Le gouvernement fédéral retarde une politique qui pourrait aider SNC-Lavalin

La firme d'ingénierie SNC-Lavalin fait face à des accusations criminelles au Canada pour des transactions réalisées en Libye. 
Photo: Paul Chiasson La Presse canadienne La firme d'ingénierie SNC-Lavalin fait face à des accusations criminelles au Canada pour des transactions réalisées en Libye. 

Le gouvernement fédéral a dépassé son propre échéancier pour dévoiler une mise à jour des dispositions en matière d’inconduite des sociétés. Certaines modifications pourraient permettre à la société SNC-Lavalin d’éviter d’être exclue des contrats fédéraux lucratifs.

Un document interne obtenu par La Presse canadienne indique que le gouvernement libéral prévoyait d’annoncer au début du mois de février une révision de son « régime d’intégrité » élaborée depuis plusieurs mois.

« La politique actualisée d’inaccessibilité et de suspension sera publiée au début du mois de février 2019 et entrera en vigueur à la fin du mois de février 2019 », peut-on lire dans un courriel transmis à un sous-ministre associé. Ce document a été obtenu en vertu de la Loi sur l’accès à l’information.

Trois mois plus tard, le gouvernement n’a toujours pas annoncé la mise à jour du régime d’intégrité. Il n’a pas répondu aux demandes visant à obtenir des explications au sujet de ce retard.

Le régime d’intégrité est sous les feux de la rampe depuis que la firme SNC-Lavalin, qui fait face à des accusations criminelles au Canada pour des transactions réalisées en Libye, s’est retrouvée au coeur d’une controverse politique dans la capitale fédérale.

Au début de février, le Globe and Mail a révélé que des proches collaborateurs du premier ministre Justin Trudeau avaient demandé à l’ancienne procureure générale Jody Wilson-Raybould, d’intervenir dans l’affaire SNC-Lavalin pour permettre à l’entreprise de négocier un « accord de poursuite suspendue ». M. Trudeau a nié que ses collaborateurs aient agi de manière inappropriée.

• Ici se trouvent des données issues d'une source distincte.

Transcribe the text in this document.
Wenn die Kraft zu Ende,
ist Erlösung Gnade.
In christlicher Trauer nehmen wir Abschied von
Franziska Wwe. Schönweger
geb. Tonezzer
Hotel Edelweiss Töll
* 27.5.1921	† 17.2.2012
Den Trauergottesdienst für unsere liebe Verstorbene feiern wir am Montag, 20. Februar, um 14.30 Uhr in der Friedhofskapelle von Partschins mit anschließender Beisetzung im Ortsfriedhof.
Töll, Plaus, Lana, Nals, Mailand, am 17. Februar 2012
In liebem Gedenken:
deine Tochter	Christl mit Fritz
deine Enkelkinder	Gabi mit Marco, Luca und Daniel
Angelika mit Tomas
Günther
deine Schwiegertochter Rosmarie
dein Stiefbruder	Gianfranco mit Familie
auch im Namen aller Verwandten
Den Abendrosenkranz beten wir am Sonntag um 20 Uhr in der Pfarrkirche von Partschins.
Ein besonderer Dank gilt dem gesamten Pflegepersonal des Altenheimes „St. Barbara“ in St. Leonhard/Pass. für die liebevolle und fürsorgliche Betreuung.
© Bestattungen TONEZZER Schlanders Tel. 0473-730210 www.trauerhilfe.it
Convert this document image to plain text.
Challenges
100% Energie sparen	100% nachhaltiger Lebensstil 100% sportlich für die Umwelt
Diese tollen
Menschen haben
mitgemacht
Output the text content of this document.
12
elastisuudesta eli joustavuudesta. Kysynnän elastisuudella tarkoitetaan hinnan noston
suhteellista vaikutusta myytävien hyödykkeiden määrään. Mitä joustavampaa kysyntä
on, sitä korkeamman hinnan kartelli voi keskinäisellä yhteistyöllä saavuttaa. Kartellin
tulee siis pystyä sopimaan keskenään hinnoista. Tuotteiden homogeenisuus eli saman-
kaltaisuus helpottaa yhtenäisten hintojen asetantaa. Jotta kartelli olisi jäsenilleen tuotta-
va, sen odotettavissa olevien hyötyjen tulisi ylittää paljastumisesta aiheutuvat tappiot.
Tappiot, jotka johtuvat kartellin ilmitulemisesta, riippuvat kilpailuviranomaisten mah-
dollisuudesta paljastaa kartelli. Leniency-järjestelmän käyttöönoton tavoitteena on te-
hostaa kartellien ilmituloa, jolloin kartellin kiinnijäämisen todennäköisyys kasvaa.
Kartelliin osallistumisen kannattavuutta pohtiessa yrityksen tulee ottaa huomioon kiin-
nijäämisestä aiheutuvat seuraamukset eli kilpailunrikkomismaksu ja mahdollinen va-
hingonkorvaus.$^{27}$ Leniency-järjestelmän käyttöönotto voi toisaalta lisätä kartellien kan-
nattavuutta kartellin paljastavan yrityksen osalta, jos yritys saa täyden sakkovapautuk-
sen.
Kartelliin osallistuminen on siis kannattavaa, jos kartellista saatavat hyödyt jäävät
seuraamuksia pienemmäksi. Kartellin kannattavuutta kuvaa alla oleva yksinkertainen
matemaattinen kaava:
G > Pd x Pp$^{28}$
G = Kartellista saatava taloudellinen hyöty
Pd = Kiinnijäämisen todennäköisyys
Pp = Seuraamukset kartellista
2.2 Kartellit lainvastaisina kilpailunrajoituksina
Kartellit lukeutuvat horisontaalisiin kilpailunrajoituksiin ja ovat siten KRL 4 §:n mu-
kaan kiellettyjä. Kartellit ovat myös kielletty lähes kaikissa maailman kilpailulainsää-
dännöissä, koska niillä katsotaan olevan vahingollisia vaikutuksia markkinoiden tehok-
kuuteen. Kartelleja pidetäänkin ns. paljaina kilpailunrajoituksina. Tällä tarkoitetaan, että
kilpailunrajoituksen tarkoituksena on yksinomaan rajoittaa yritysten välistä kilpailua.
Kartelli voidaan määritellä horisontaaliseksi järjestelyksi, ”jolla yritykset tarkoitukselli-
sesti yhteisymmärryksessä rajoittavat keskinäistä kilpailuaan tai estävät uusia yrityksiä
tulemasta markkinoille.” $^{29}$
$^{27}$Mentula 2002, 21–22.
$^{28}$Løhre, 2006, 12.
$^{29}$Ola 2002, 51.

Cette semaine, un juge de la Cour du Québec a déterminé qu’il y avait suffisamment de preuves pour que SNC-Lavalin subisse un procès pour deux chefs d’accusation relativement à ses agissements en Libye.

Si les faits allégués sont prouvés, les conséquences pourraient être graves pour la multinationale. Une déclaration de culpabilité entraînerait une interdiction de dix ans de soumissionner pour des contrats fédéraux et minerait les possibilités d’affaires de la firme de génie à l’international.

Toutefois, SNC-Lavalin pourrait être suspendue pour une plus courte période — voire pas du tout — si la mise à jour proposée du régime d’intégrité entrait en vigueur.

Selon un projet de révision publié l’autonome dernier, les dispositions modifiées ne seront assorties d’aucune période d’inadmissibilité minimale. La ministre des Services publics, Carla Qualtrough, responsable des achats fédéraux, avait expliqué qu’un tel changement permettrait de répondre aux préoccupations exprimées par les entreprises concernant le « manque de flexibilité » au sujet de la sanction de 10 ans.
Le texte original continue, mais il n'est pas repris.